While women bore the brunt of the job losses, they've also been on the front lines of this pandemic doing the work that keeps our communities healthy, safe, fed and supported. The work in these essential sectors is often invisible, undervalued and unrecognized; marked with poor working conditions, exposure to violence and harassment and other health and safety risks; and with limited job security and access to benefits, including paid sick leave.
The pandemic brought many of these realities to the surface and brought new or greater risks and inequities, such as a higher risk of exposure to COVID-19 for those workers who are mostly black and indigenous women, women of colour, migrants and recent immigrants. Unlike other countries, women make up the majority of diagnosed COVID-19 cases in Canada, and more women than men have lost their lives.
We also know that women have not benefited equally from the gradual reopening of the economy. Again, the most marginalized are the most impacted. A key reason for the slow recovery is women's unpaid work caring for children and family members. The pandemic has placed many women in a very impossible situation, and something has to give.
We have seen women's labour force participation set back more than 30 years. Unless we address some of the profound structural barriers, recovery from what many have dubbed the “she-cession” will be long and difficult. Among the most challenging of these barriers is women's unfair share of unpaid care work. This committee has an opportunity to make a strong case for a gender-responsive recovery aimed at restoring women's labour force participation, creating decent jobs and narrowing the gender wage gap, reducing and redistributing unpaid care work, and disaster proofing our social safety net.

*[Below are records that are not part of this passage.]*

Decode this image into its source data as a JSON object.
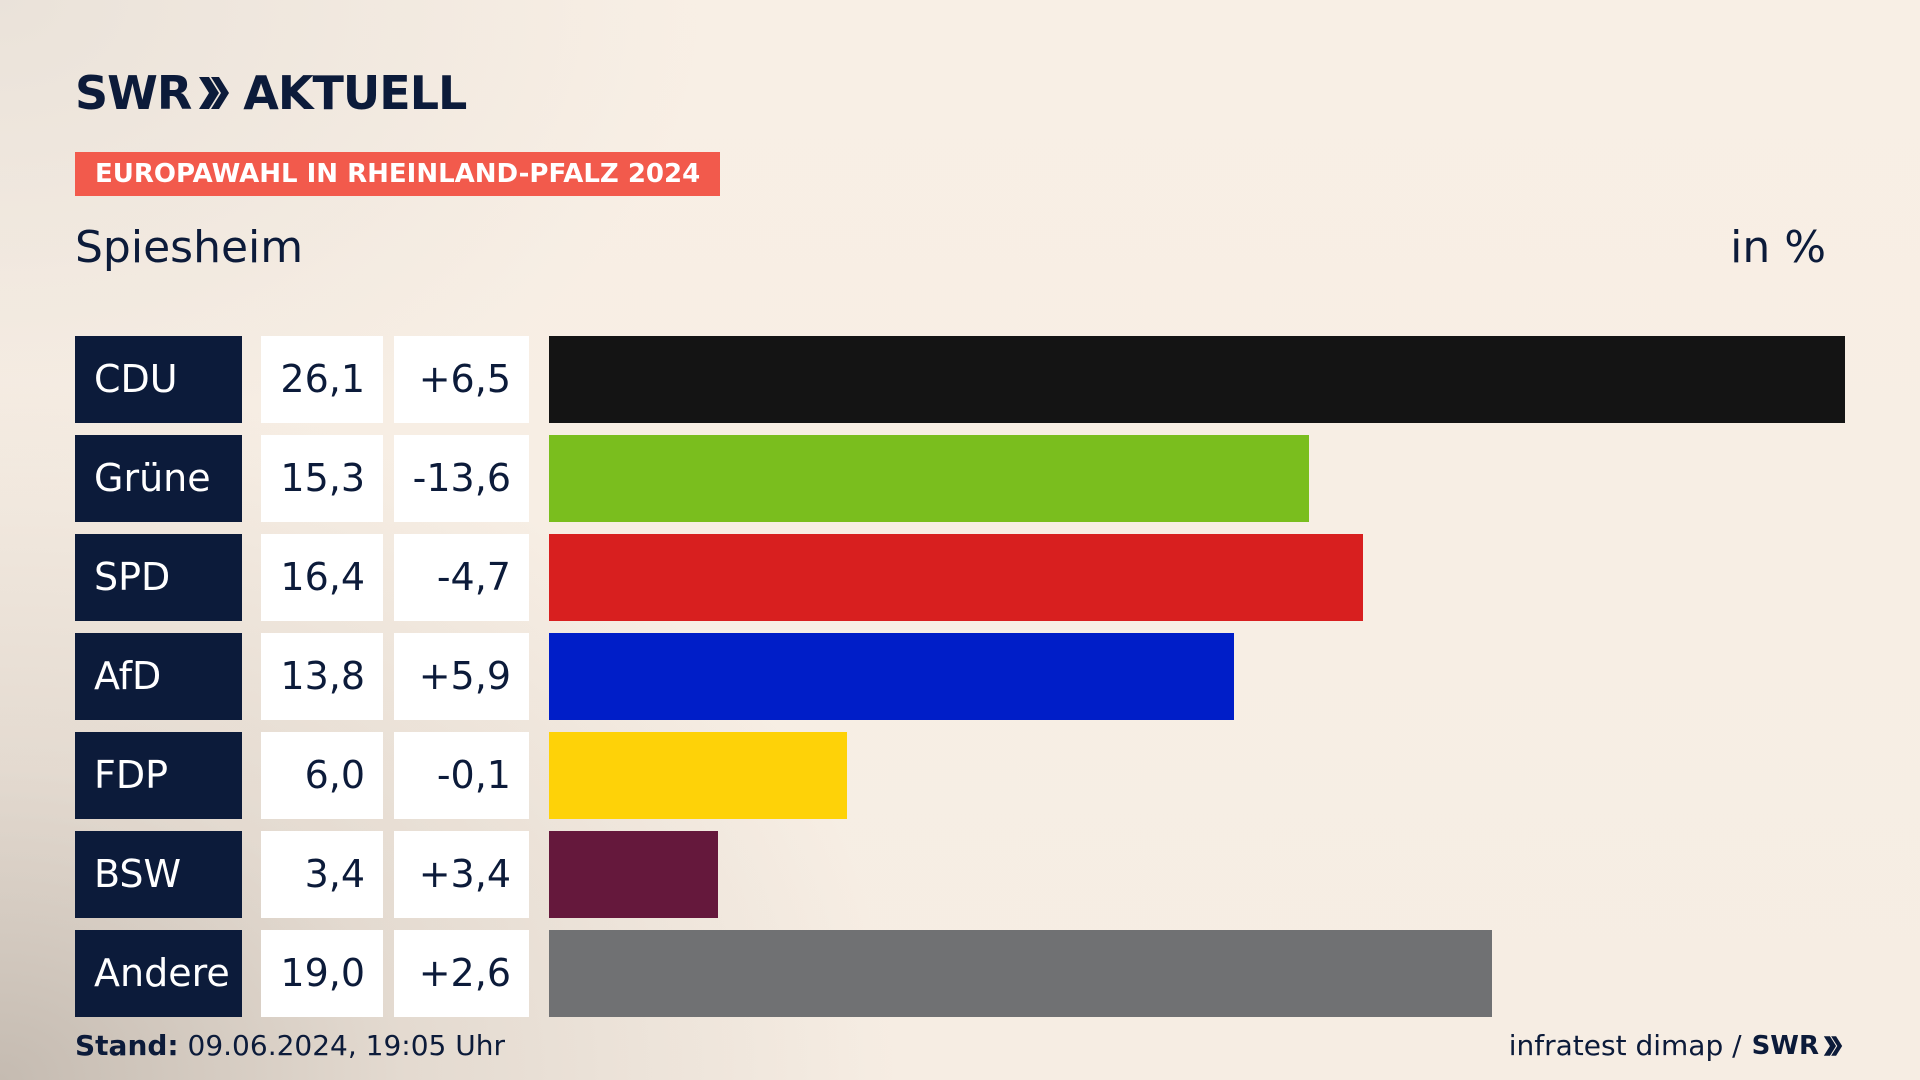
{
  "brand": {
    "logo_left": "SWR",
    "logo_right": "AKTUELL"
  },
  "banner": "EUROPAWAHL IN RHEINLAND-PFALZ 2024",
  "location": "Spiesheim",
  "unit": "in %",
  "colors": {
    "navy": "#0c1b3a",
    "banner": "#f25a4c"
  },
  "chart_data": {
    "type": "bar",
    "orientation": "horizontal",
    "title": "Spiesheim",
    "unit": "in %",
    "categories": [
      "CDU",
      "Grüne",
      "SPD",
      "AfD",
      "FDP",
      "BSW",
      "Andere"
    ],
    "values": [
      26.1,
      15.3,
      16.4,
      13.8,
      6.0,
      3.4,
      19.0
    ],
    "value_labels": [
      "26,1",
      "15,3",
      "16,4",
      "13,8",
      "6,0",
      "3,4",
      "19,0"
    ],
    "change_labels": [
      "+6,5",
      "-13,6",
      "-4,7",
      "+5,9",
      "-0,1",
      "+3,4",
      "+2,6"
    ],
    "changes": [
      6.5,
      -13.6,
      -4.7,
      5.9,
      -0.1,
      3.4,
      2.6
    ],
    "bar_colors": [
      "#141414",
      "#7abe1e",
      "#d81f1f",
      "#001ec8",
      "#fed208",
      "#65183c",
      "#707173"
    ],
    "xlim": [
      0,
      26.1
    ]
  },
  "footer": {
    "stand_label": "Stand:",
    "stand_value": "09.06.2024, 19:05 Uhr",
    "source": "infratest dimap /",
    "source_logo": "SWR"
  }
}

Feminist recovery would centre the needs of the most impacted and ensure that no one is left behind.
We need a jobs plan that invests in the sectors where women work and in the services that women and families rely on. That's the caring economy. Care is a vital part of Canada's social infrastructure and is an economic generator. Quality public services and social infrastructure, such as child care, elder care and other social services, cannot only create decent jobs, they help boost labour force participation overall by reducing the burden of unpaid care work.
However, decades of austerity-driven fiscal policies and a market-based approach to the delivery of care have created inequities and gaps. Our economy is relying more than ever on women's unpaid labour, and also on precarious low-wage women workers, a disproportionate number of whom are racialized. Canada needs a care-focused solution for the recovery. We can't just apply band-aid solutions to a crisis that has been building for some time.
That's why we're proposing, among other investments in child care, health care and long-term care, a federal care economy commission to do the following: study, design and implement a care strategy for Canada that would create a broad and inclusive labour market strategy to achieve high-quality, equitable care jobs; examine paid and unpaid care work; and develop a road map to meet the increasing demands for care and reduce and redistribute women's unpaid care work by improving access to public care services for children, the elderly and people living with disabilities.
There's a lot more to discuss. I'm hoping that we'll get to it in the question period.
From our point of view, our plan, which we put together in our Forward Together campaign, is rooted in our ways of doing things. That means taking care of each other. Public investments in services, not austerity, are a key part of a robust response and recovery that ensures our collective well-being.